If you were in a position to persuade another person, explain whether or not you would slant information in such a way as to make your point seem more credible if you sincerely believed that your position was correct. Discuss the primary ethical dilemmas that this scenario could cause for both you and the person whom you are trying to persuade.
RESPOND TO FOLLOWING STATEMENT:
For the car scenario, here is my opinon:
As a salesperson myself, I do trust sales people who seem experienced and understand that giving knowledge and not high pressure gets sales. Therefore, if the sales person has been with the dealership for a while and is taking a more consultative approach, I would feel that I am dealing with a professional who also understands that truth now gets this sale, future sales and referral sales. However, if the salesperson is new, I would have less faith because they do not have enough experience.
For the dealer’s website, I would trust the information on the website as far as features and benefits because of laws about truth in advertising and the fact that most dealerships have to be monitored by the brand they represent for truthfulness.
As far as social media and a work associate, I would not look here for information per se on the vehicle but instead look for trends of opinions from other buyers of the same vehicle. If I saw 100 reviews and 99 were great but 1 was bad, I would research the bad one a little more but, in the end, trust the 99 good ones.

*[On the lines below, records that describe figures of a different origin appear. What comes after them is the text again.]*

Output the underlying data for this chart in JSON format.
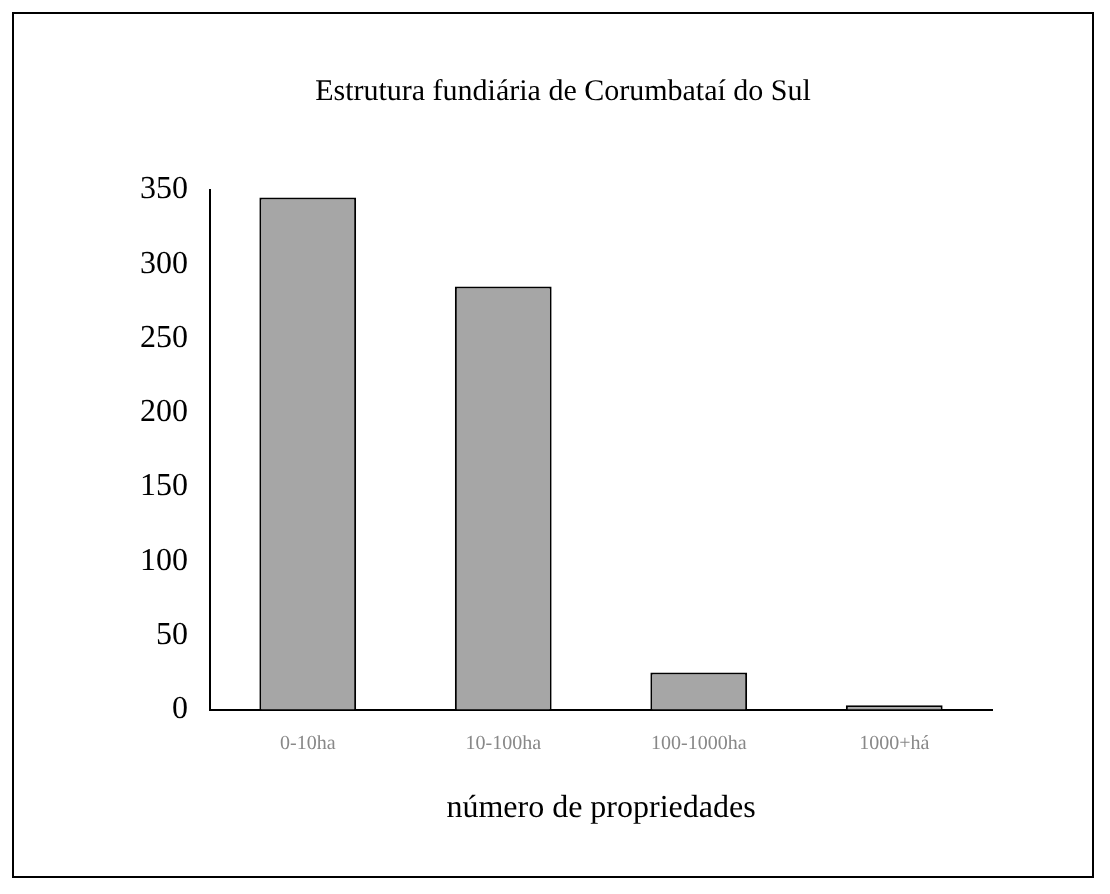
{
  "chart_data": {
    "type": "bar",
    "title": "Estrutura fundiária de Corumbataí do Sul",
    "xlabel": "número de propriedades",
    "categories": [
      "0-10ha",
      "10-100ha",
      "100-1000ha",
      "1000+há"
    ],
    "values": [
      345,
      285,
      25,
      3
    ],
    "color": "#a6a6a6",
    "ylim": [
      0,
      350
    ],
    "yticks": [
      0,
      50,
      100,
      150,
      200,
      250,
      300,
      350
    ],
    "grid": false,
    "legend": false
  }
}
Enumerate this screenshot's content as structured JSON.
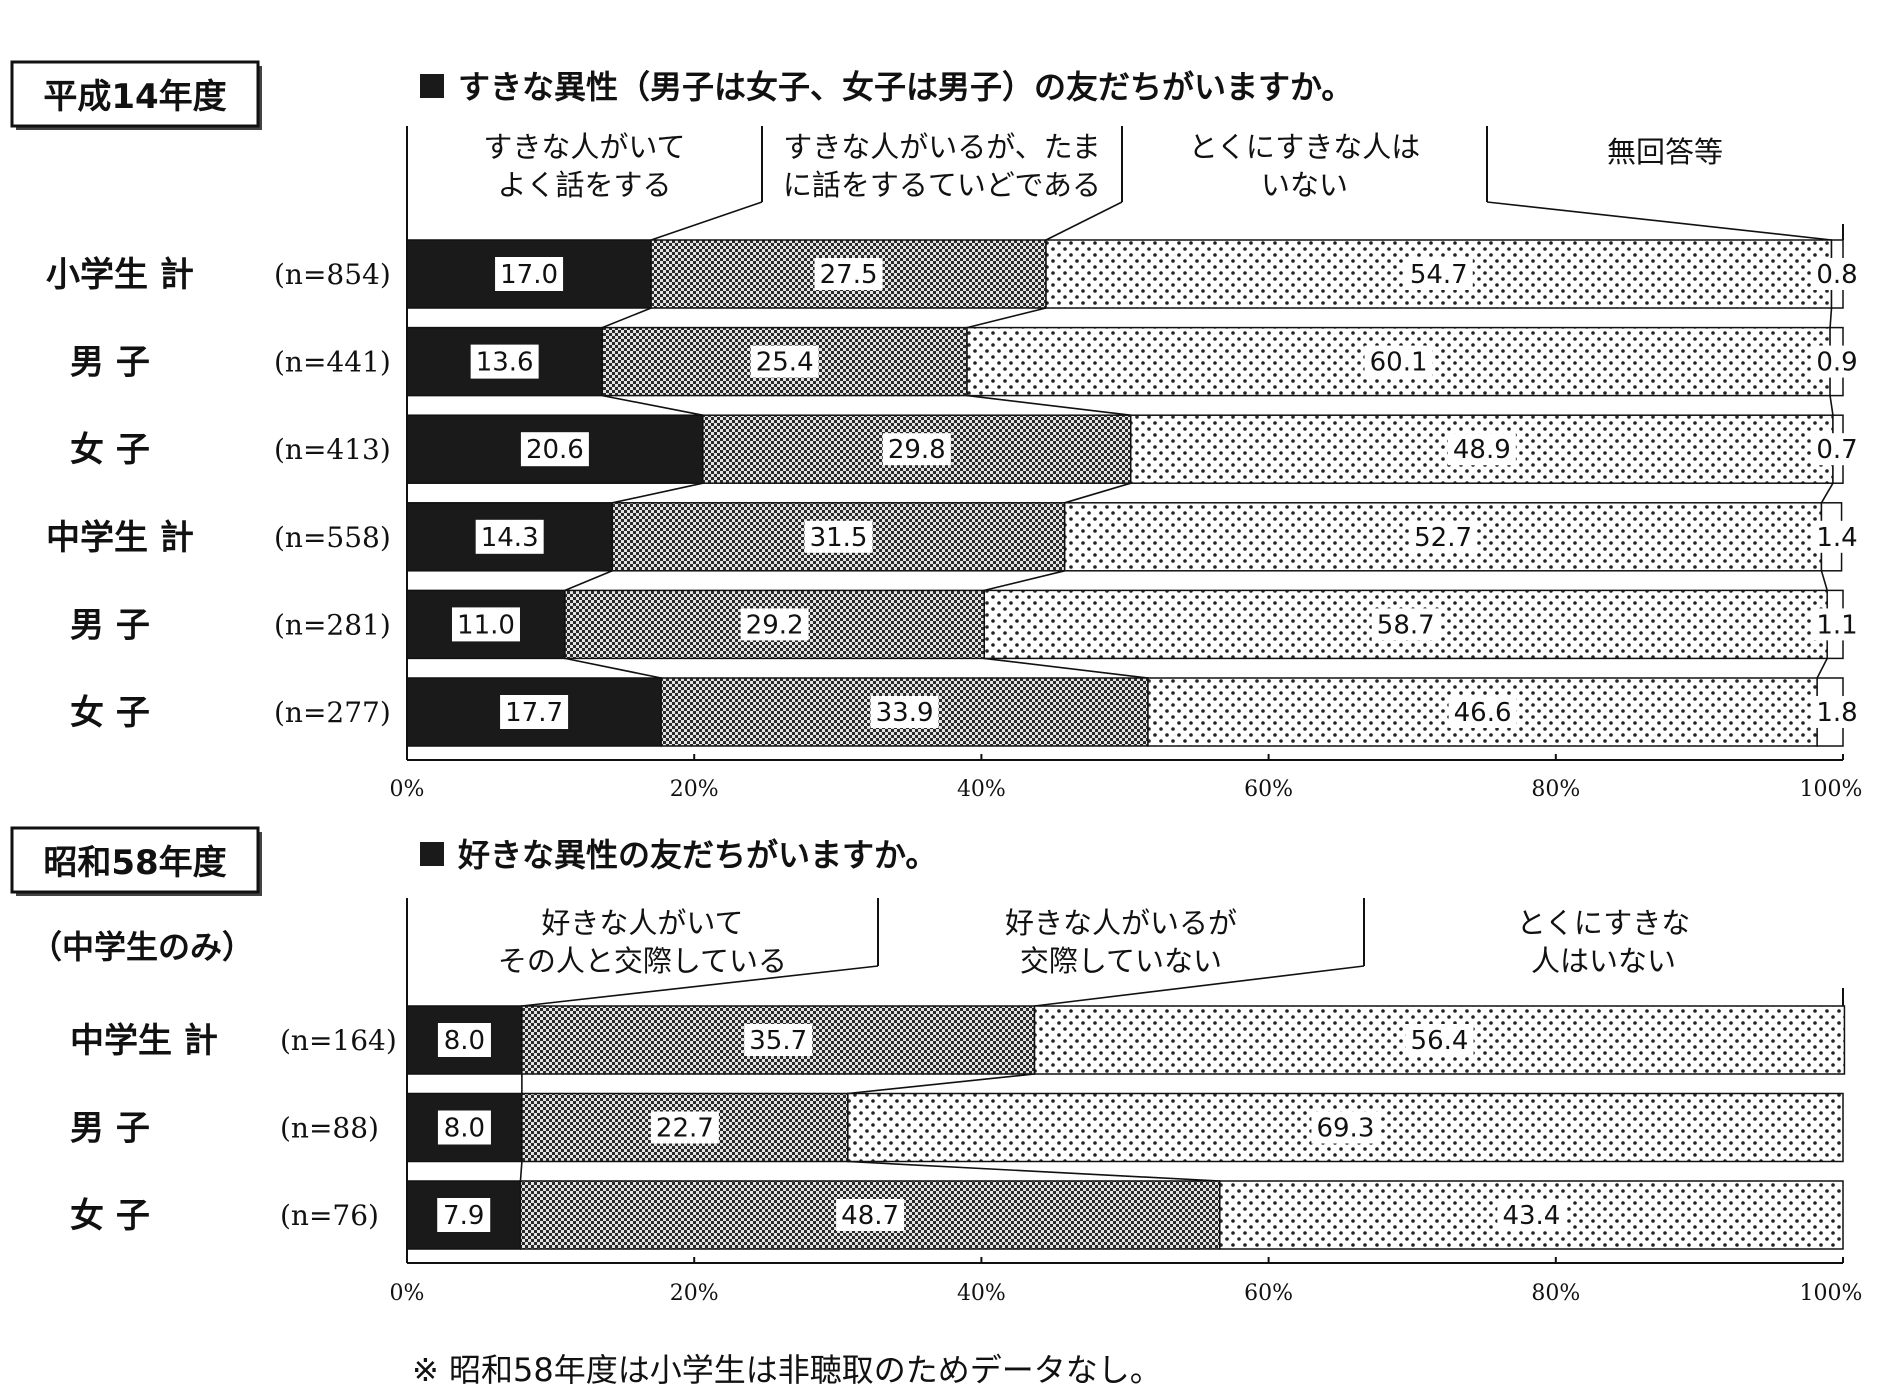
{
  "chart_data": [
    {
      "type": "bar",
      "orientation": "horizontal",
      "stacked": true,
      "period_label": "平成14年度",
      "title": "すきな異性（男子は女子、女子は男子）の友だちがいますか。",
      "categories": [
        "小学生 計",
        "男 子",
        "女 子",
        "中学生 計",
        "男 子",
        "女 子"
      ],
      "sample_sizes": [
        "(n=854)",
        "(n=441)",
        "(n=413)",
        "(n=558)",
        "(n=281)",
        "(n=277)"
      ],
      "series": [
        {
          "name": "すきな人がいて\nよく話をする",
          "values": [
            17.0,
            13.6,
            20.6,
            14.3,
            11.0,
            17.7
          ]
        },
        {
          "name": "すきな人がいるが、たま\nに話をするていどである",
          "values": [
            27.5,
            25.4,
            29.8,
            31.5,
            29.2,
            33.9
          ]
        },
        {
          "name": "とくにすきな人は\nいない",
          "values": [
            54.7,
            60.1,
            48.9,
            52.7,
            58.7,
            46.6
          ]
        },
        {
          "name": "無回答等",
          "values": [
            0.8,
            0.9,
            0.7,
            1.4,
            1.1,
            1.8
          ]
        }
      ],
      "xlim": [
        0,
        100
      ],
      "xticks": [
        "0%",
        "20%",
        "40%",
        "60%",
        "80%",
        "100%"
      ]
    },
    {
      "type": "bar",
      "orientation": "horizontal",
      "stacked": true,
      "period_label": "昭和58年度",
      "subtitle": "（中学生のみ）",
      "title": "好きな異性の友だちがいますか。",
      "categories": [
        "中学生 計",
        "男 子",
        "女 子"
      ],
      "sample_sizes": [
        "(n=164)",
        "(n=88)",
        "(n=76)"
      ],
      "series": [
        {
          "name": "好きな人がいて\nその人と交際している",
          "values": [
            8.0,
            8.0,
            7.9
          ]
        },
        {
          "name": "好きな人がいるが\n交際していない",
          "values": [
            35.7,
            22.7,
            48.7
          ]
        },
        {
          "name": "とくにすきな\n人はいない",
          "values": [
            56.4,
            69.3,
            43.4
          ]
        }
      ],
      "xlim": [
        0,
        100
      ],
      "xticks": [
        "0%",
        "20%",
        "40%",
        "60%",
        "80%",
        "100%"
      ]
    }
  ],
  "footnote": "※ 昭和58年度は小学生は非聴取のためデータなし。",
  "colors": {
    "black": "#1a1a1a",
    "ink": "#111111",
    "background": "#ffffff"
  }
}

However, if from those 100 reviews, 18 had a similar issue, it would also make me worried about buying that car without written assurances that the issue has been resolved universally for the car type.
As far as a close friend, what I believe from them depends on their experience with the model of the car. If they own or have owned something by that manufacturer and especially the model I am looking at or they have a close relative or friend who has, I consider that first hand knowledge and if it is a friend who’s opinion I trust then I would certainly take what they say to be truthful and keep it in mind for my opinion. However, if what they tell me is that their neighbor’s best friend’s dog owner’s wife’s boss from 10 years ago had one of these cars and didn’t like it, there are too many degrees of seperation and I would not believe it as mich.